На дверях вдовы Штоль, медленно угасавшей в богадельне, и на дверях бывшей квартиры Кни стояли новые имена.
— Эта особа— последний гвоздь в моем гробу.
Труп слепой старухи Кни обнаружили только на третий день. Газовщик настоял на том, чтобы взломали Дверь, так как он пришел в седьмой раз и никто ему не открывал. Старухе стукнуло уже восемьдесят шесть. Она лежала в кровати и, видимо, просто уснула навек.
Когда ее хоронили, кое-кто из старых жильцов вспомнил о внуке бабушки Кни, который уже много лет назад покончил с собой.
От многого он себя избавил,— сказал господин Рупп тоже шагавший за гробом.
А пенсионер Леер даже заметил:
— Вот кто оказался всех хитрее.
Какой-то родственник фрау Кни, вероятно, это был дядя Конрад, занял опустевшую квартиру.
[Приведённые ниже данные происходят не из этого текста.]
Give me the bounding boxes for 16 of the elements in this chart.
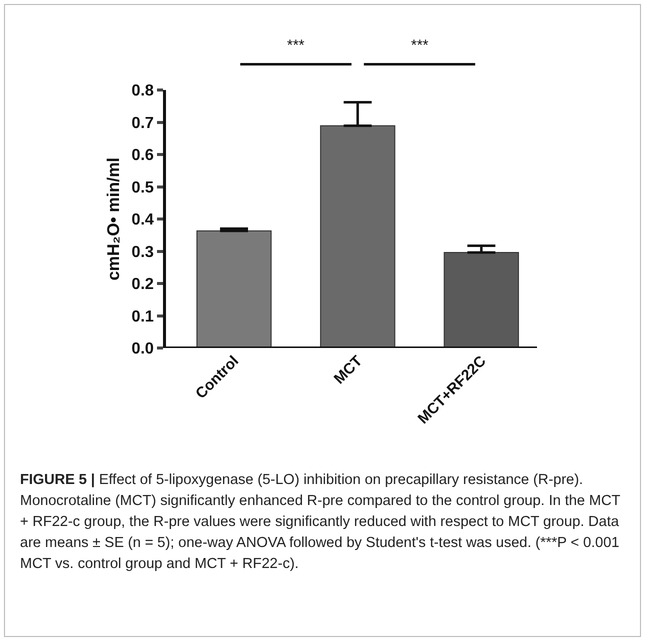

Он собственноручно произвел побелку, но привез совсем мало мебели и жену, которая всегда кашляла, когда с нею здоровались.
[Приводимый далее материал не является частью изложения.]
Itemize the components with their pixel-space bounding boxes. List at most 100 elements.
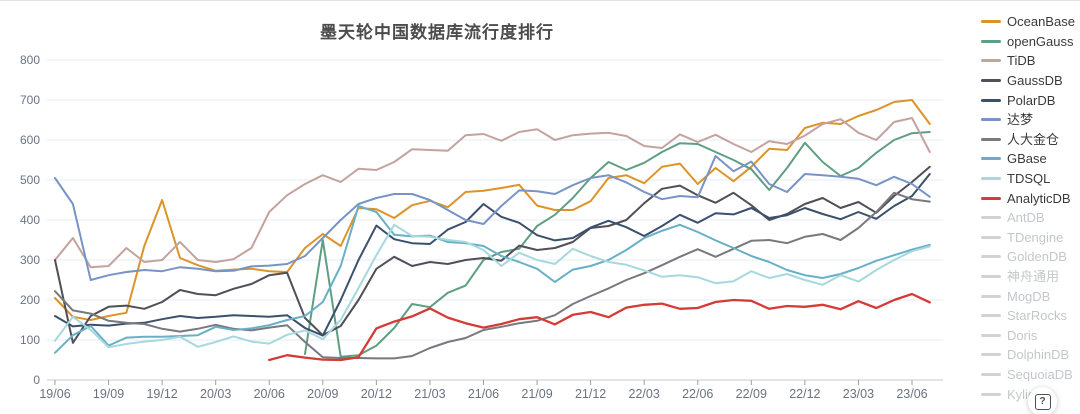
y-axis-tick-label: 500 bbox=[20, 173, 40, 187]
series-line-TiDB bbox=[54, 117, 931, 269]
legend-label: 神舟通用 bbox=[1007, 269, 1060, 285]
series-line-OceanBase bbox=[54, 99, 931, 321]
x-axis-tick-label: 22/03 bbox=[629, 387, 660, 401]
legend-item-GoldenDB[interactable]: GoldenDB bbox=[981, 247, 1080, 267]
legend-label: AnalyticDB bbox=[1007, 190, 1071, 206]
legend-line-marker bbox=[981, 392, 1001, 396]
legend-line-marker bbox=[981, 255, 1001, 259]
legend-label: TDengine bbox=[1007, 229, 1064, 245]
top-divider bbox=[0, 0, 1080, 1]
legend-item-openGauss[interactable]: openGauss bbox=[981, 32, 1080, 52]
legend-item-TiDB[interactable]: TiDB bbox=[981, 51, 1080, 71]
legend-label: DolphinDB bbox=[1007, 347, 1070, 363]
series-line-PolarDB bbox=[54, 173, 931, 337]
legend-line-marker bbox=[981, 333, 1001, 337]
legend-line-marker bbox=[981, 294, 1001, 298]
x-axis-tick-label: 21/09 bbox=[521, 387, 552, 401]
legend-label: PolarDB bbox=[1007, 92, 1056, 108]
legend-item-StarRocks[interactable]: StarRocks bbox=[981, 306, 1080, 326]
x-axis-tick-label: 20/09 bbox=[307, 387, 338, 401]
series-line-GBase bbox=[54, 205, 931, 354]
legend-line-marker bbox=[981, 314, 1001, 318]
legend-line-marker bbox=[981, 196, 1001, 200]
legend-item-TDengine[interactable]: TDengine bbox=[981, 228, 1080, 248]
y-axis-tick-label: 0 bbox=[33, 373, 40, 387]
legend-label: SequoiaDB bbox=[1007, 366, 1073, 382]
legend-label: 人大金仓 bbox=[1007, 131, 1060, 147]
legend-line-marker bbox=[981, 235, 1001, 239]
y-axis-tick-label: 400 bbox=[20, 213, 40, 227]
legend-label: TDSQL bbox=[1007, 171, 1051, 187]
legend-item-TDSQL[interactable]: TDSQL bbox=[981, 169, 1080, 189]
x-axis-tick-label: 22/12 bbox=[789, 387, 820, 401]
legend-label: StarRocks bbox=[1007, 308, 1067, 324]
legend-item-达梦[interactable]: 达梦 bbox=[981, 110, 1080, 130]
x-axis-tick-label: 19/06 bbox=[39, 387, 70, 401]
legend-label: GBase bbox=[1007, 151, 1047, 167]
legend-line-marker bbox=[981, 59, 1001, 63]
legend-item-MogDB[interactable]: MogDB bbox=[981, 286, 1080, 306]
legend-label: Doris bbox=[1007, 327, 1038, 343]
series-line-AnalyticDB bbox=[268, 292, 931, 362]
y-axis-tick-label: 600 bbox=[20, 133, 40, 147]
legend-line-marker bbox=[981, 20, 1001, 24]
x-axis-tick-label: 23/03 bbox=[843, 387, 874, 401]
legend-label: GaussDB bbox=[1007, 73, 1063, 89]
legend-line-marker bbox=[981, 79, 1001, 83]
x-axis-tick-label: 20/03 bbox=[200, 387, 231, 401]
legend-line-marker bbox=[981, 118, 1001, 122]
y-axis-tick-label: 300 bbox=[20, 253, 40, 267]
y-axis-tick-label: 800 bbox=[20, 53, 40, 67]
legend-item-OceanBase[interactable]: OceanBase bbox=[981, 12, 1080, 32]
chart-title: 墨天轮中国数据库流行度排行 bbox=[320, 23, 554, 42]
legend-line-marker bbox=[981, 372, 1001, 376]
chart-legend: OceanBase openGauss TiDB GaussDB PolarDB 达梦人大… bbox=[981, 12, 1080, 404]
question-mark-icon: ? bbox=[1034, 393, 1051, 410]
legend-item-GaussDB[interactable]: GaussDB bbox=[981, 71, 1080, 91]
legend-label: AntDB bbox=[1007, 210, 1045, 226]
legend-line-marker bbox=[981, 39, 1001, 43]
legend-line-marker bbox=[981, 157, 1001, 161]
legend-item-AnalyticDB[interactable]: AnalyticDB bbox=[981, 188, 1080, 208]
x-axis-tick-label: 19/09 bbox=[93, 387, 124, 401]
legend-label: 达梦 bbox=[1007, 112, 1034, 128]
legend-line-marker bbox=[981, 275, 1001, 279]
x-axis-tick-label: 22/06 bbox=[682, 387, 713, 401]
help-button[interactable]: ? bbox=[1028, 387, 1057, 414]
legend-line-marker bbox=[981, 216, 1001, 220]
legend-line-marker bbox=[981, 177, 1001, 181]
x-axis-tick-label: 20/06 bbox=[254, 387, 285, 401]
legend-item-PolarDB[interactable]: PolarDB bbox=[981, 90, 1080, 110]
y-axis-tick-label: 700 bbox=[20, 93, 40, 107]
legend-line-marker bbox=[981, 353, 1001, 357]
legend-item-DolphinDB[interactable]: DolphinDB bbox=[981, 345, 1080, 365]
legend-item-Doris[interactable]: Doris bbox=[981, 326, 1080, 346]
series-line-达梦 bbox=[54, 155, 931, 281]
series-line-人大金仓 bbox=[54, 191, 931, 360]
x-axis-tick-label: 20/12 bbox=[361, 387, 392, 401]
legend-label: openGauss bbox=[1007, 33, 1074, 49]
legend-item-GBase[interactable]: GBase bbox=[981, 149, 1080, 169]
x-axis-tick-label: 21/06 bbox=[468, 387, 499, 401]
x-axis-tick-label: 19/12 bbox=[146, 387, 177, 401]
legend-line-marker bbox=[981, 137, 1001, 141]
y-axis-tick-label: 200 bbox=[20, 293, 40, 307]
x-axis-tick-label: 23/06 bbox=[896, 387, 927, 401]
series-line-TDSQL bbox=[54, 223, 931, 349]
legend-item-神舟通用[interactable]: 神舟通用 bbox=[981, 267, 1080, 287]
x-axis-tick-label: 21/03 bbox=[414, 387, 445, 401]
legend-item-SequoiaDB[interactable]: SequoiaDB bbox=[981, 365, 1080, 385]
legend-line-marker bbox=[981, 98, 1001, 102]
legend-label: TiDB bbox=[1007, 53, 1036, 69]
x-axis-tick-label: 21/12 bbox=[575, 387, 606, 401]
legend-label: OceanBase bbox=[1007, 14, 1075, 30]
legend-item-人大金仓[interactable]: 人大金仓 bbox=[981, 130, 1080, 150]
legend-label: GoldenDB bbox=[1007, 249, 1067, 265]
legend-label: MogDB bbox=[1007, 288, 1051, 304]
x-axis-tick-label: 22/09 bbox=[736, 387, 767, 401]
legend-item-AntDB[interactable]: AntDB bbox=[981, 208, 1080, 228]
y-axis-tick-label: 100 bbox=[20, 333, 40, 347]
series-line-openGauss bbox=[304, 131, 931, 358]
Этой конец приходит,— говорили в доме.
У Куглеров, Тихоф и Цирфусов ничего нового не случилось. Словно и не было всех этих лет. У Гертруды Цирфус по-прежнему потели руки, и она стучала на машинке в какой-то конторе. Вот и все.
«Бог дал — бог взял, да святится имя его»,— сказал торговец четками Зигмунд Левенштейн, когда его жена умерла от плеврита.
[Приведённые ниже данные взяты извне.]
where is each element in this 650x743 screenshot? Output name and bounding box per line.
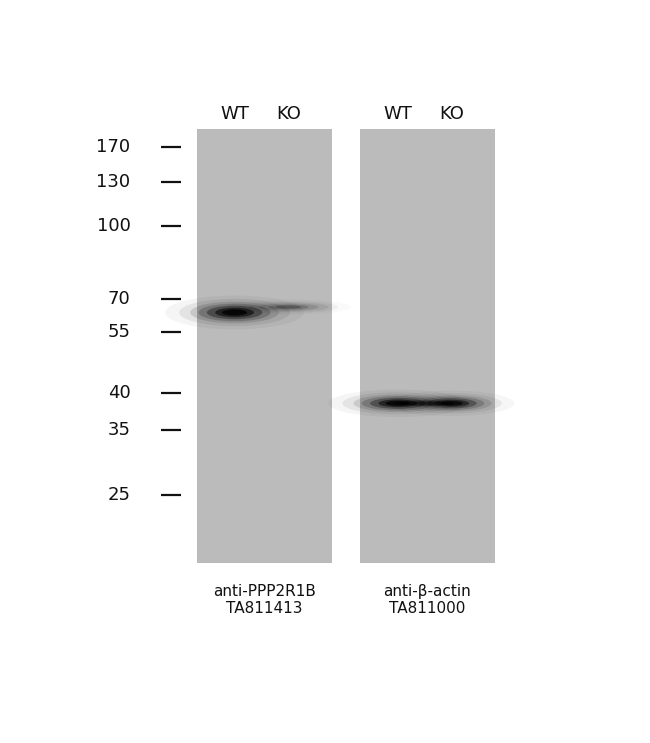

После ее смерти он долгие месяцы сидел один на кушетке и размышлял, почему человеку не доставляет удовольствия делать, наконец, что вздумается, раз уж это никого не сердит. Теперь он мог вволю качаться на диване. И никто его не заставлял обтирать грязные башмаки об неистребимый коврик у двери, на котором и сейчас еще можно было с грехом пополам прочитать «Salve!» Но ведь господин Левенштейн делал это по доброй воле. Мало- помалу он стал понимать, что опрятность в доме может стать содержанием человеческой жизни и что надо с уважением относиться к содержанию жизни другого человека.
Вот уже пять лет, как господин Левенштейн нанял себе помощника для продажи четок. Помощник тоже ходил в темном сюртуке, и лицо у него было нечистое, старое, но мальчишеское. Это, как, впрочем, и перспектива унаследовать дело Левенштейна, придавало ему вид высокоморального человека.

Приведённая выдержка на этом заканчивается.